NFSv4: Interop, ACLs & Automount

NFSv4 has been around for a long time but it still seems a bit foreign to me. The following is a quick rundown of things I recent learned related to NFSv4 from limited experience in implementing it.

Interoperability

Is it possible to setup NFSv4 along side NFSv3 on the same server, serving the same volumes? Of course. However, it might not always work exactly as expected with legacy clients.

A normal /etc/exports for NFSv3/v4 interoperability might look like so:

/export                   10.0.0.0/8(rw,no_subtree_check,fsid=0)
/export/namespace         10.0.0.0/8(rw,no_subtree_check)
/export/namespace/share1  10.0.0.0/8(rw,no_subtree_check)
/export/namespace/share2  10.0.0.0/8(rw,no_subtree_check)

With this configuration, we have the “virtual root” export (fsid=0), the namespace export (for mounting the whole namespace with one mount) and the individual “share” exports (for mounting individual shares, most likely with automount). The NFSv4 clients can perform mounts using the servername:/namepace syntax and the NFSv3 clients can mount the whole root, namepace or individual “shares” with servername:/export, servername:/export/namespace or servername:/export/namespace/share1.

All is well in the NFS world… or so it seems at first. It turns out that an older SunOS does not entirely like how this RHEL 6 NFS server is exporting the file systems:

hostname% cd /namespace
hostname% ls
share1     share2     share3     share4
hostname% pwd
/namespace
ubcpetnxi% cd share1
ubcpetnxi% pwd
/share1

Notice the final line. I was just in /namespace then I changed into /namespace/share1. Now pwd tells me the path is only /share1. I was expecting /namespace/share1. It looks to me like the SunOS NFS client is not behaving well with how the NFS server exporting the file systems and/or how the bind mounts are setup locally on the server to map the storage into the NFSv4 “virtual root”.

Please leave a comment to if you know of a different /etc/exports and/or mount configuration that would alleviate the SunOS NFS client issues noted here!

Access Control Lists

NFSv4 defines a model for Access Control Lists (ACLs) that has similarities to that of Microsoft’s NTFS. But don’t worry about interoperability: NFSv4 translates your existing “POSIX” ACLs on ext3,ext4,xfs,etc. to NFSv4 ACLs automatically.

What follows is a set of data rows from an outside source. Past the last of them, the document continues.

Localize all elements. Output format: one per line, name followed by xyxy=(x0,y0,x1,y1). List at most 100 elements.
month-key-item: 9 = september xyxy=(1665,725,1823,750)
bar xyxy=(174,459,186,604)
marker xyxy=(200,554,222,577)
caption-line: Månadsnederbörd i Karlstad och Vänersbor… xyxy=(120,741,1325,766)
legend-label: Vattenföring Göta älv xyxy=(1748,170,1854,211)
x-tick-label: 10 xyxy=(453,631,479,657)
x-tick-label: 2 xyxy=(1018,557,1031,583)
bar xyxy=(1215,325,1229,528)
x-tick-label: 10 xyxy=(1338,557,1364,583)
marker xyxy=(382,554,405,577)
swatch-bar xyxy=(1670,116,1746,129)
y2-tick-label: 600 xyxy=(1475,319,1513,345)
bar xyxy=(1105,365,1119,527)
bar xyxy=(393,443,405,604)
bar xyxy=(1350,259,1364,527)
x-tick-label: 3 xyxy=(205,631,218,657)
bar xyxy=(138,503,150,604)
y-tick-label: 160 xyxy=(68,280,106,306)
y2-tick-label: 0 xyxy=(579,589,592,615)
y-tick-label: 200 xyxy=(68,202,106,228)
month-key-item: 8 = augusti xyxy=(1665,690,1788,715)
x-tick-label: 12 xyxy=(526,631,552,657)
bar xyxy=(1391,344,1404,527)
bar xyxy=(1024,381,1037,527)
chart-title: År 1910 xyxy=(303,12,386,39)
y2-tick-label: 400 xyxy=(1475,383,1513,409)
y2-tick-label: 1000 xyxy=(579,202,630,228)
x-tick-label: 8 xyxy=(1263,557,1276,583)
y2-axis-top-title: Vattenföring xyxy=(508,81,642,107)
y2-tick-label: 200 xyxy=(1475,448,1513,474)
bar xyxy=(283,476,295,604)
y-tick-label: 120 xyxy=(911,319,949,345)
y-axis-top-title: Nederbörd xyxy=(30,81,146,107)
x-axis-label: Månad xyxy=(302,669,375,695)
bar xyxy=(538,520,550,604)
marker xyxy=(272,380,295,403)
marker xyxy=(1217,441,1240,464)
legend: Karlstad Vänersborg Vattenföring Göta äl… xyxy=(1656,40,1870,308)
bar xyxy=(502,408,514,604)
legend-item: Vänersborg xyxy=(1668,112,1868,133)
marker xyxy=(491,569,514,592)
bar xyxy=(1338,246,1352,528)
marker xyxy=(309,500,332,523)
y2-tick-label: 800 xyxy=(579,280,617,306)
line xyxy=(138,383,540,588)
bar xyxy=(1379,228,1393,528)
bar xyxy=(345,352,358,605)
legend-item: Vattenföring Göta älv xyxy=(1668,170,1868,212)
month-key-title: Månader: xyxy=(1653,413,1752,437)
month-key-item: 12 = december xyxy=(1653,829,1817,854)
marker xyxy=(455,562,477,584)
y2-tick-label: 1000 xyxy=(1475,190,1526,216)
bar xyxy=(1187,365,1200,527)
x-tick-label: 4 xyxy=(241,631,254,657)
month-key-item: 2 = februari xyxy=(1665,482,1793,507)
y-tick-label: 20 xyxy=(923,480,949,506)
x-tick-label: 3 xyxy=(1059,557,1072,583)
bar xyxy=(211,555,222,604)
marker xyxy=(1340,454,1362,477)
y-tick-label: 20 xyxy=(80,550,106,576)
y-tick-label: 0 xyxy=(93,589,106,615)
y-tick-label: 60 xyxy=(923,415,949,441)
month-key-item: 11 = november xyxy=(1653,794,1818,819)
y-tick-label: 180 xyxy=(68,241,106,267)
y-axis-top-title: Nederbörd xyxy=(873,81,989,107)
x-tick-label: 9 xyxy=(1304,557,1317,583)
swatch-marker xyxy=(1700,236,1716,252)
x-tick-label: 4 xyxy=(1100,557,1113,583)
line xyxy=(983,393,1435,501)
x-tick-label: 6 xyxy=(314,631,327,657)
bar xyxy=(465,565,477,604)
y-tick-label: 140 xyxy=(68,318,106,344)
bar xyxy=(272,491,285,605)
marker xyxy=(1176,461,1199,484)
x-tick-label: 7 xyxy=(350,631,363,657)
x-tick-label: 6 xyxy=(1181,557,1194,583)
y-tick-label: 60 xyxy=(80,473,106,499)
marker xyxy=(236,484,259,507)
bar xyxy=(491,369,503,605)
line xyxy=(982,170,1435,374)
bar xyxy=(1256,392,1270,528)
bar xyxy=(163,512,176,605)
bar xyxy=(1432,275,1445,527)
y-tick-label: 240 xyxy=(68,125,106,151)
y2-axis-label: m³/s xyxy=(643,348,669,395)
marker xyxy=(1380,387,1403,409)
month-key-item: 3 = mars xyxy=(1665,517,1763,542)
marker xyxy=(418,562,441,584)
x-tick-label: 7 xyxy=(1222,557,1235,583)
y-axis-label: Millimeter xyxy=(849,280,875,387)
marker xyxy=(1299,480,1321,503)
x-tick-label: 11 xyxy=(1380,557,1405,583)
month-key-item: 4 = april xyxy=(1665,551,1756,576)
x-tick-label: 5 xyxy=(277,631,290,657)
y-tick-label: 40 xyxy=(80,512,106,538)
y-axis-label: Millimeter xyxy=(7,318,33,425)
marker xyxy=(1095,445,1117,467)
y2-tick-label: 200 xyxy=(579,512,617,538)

The main gotcha with exporting a filesystem with “POSIX” ACLs with the NFSv4 server is that the normal getfacl and setfacl tools don’t seem to work on the NFS client side! Because the NFSv4 server only presents the translated NFSv4 ACLs to the clients, the nfs4-progs package must be installed and the nfs4_getfacl and nfs4_setfacl commands used instead to view and manipulate the ACLs on NFSv4 clients.

Also, the little + at the end of the rwxrwxrwx permissions listing you can see with some variant of ls -l, the symbol that normally indicates the presence of an ACL, it simply doesn’t appear on a (Linux?) NFSv4 mount where ACLs exist. Sadness.

Automount

Automount on RHEL 6 (and clones) appears to have a bug related to bind mounts. NFSv4 exports cannot (trivially?) be mounted locally on the NFSv4 server on itself with bind mounts as is possible with NFSv3 (or lower) exports. I have read that this inability is due to the “virtual root” abstraction that NFSv4 employs. Instead, automount should be performing true NFSv4 mounts when operating locally on the server… but it doesn’t do that on CentOS 6 (and in my experience RHEL 6):

See: http://bugs.centos.org/view.php?id=6101

The workaround is to specify port=2049 in the NFS mount options of the automount map in use (where 2049 is the port the NFS server is listening on). This appears to cause automount to immediately attempt an NFS mount, bypassing the (failing) attempt at a bind mount.

 

Browsing Automounted NFS with Nautilus

Has browsing automounted NFS shares with nautilus got you pulling out hair in frustration?

Ever since we transitioned from the RHEL4 environment to Fedora 14, people have been reporting terrible slowness and delays in nautilus when browsing our NFS shares. Reports of waiting over a minute for an NFS automount root-level directory with < 100 sub directories to display the contents are not good.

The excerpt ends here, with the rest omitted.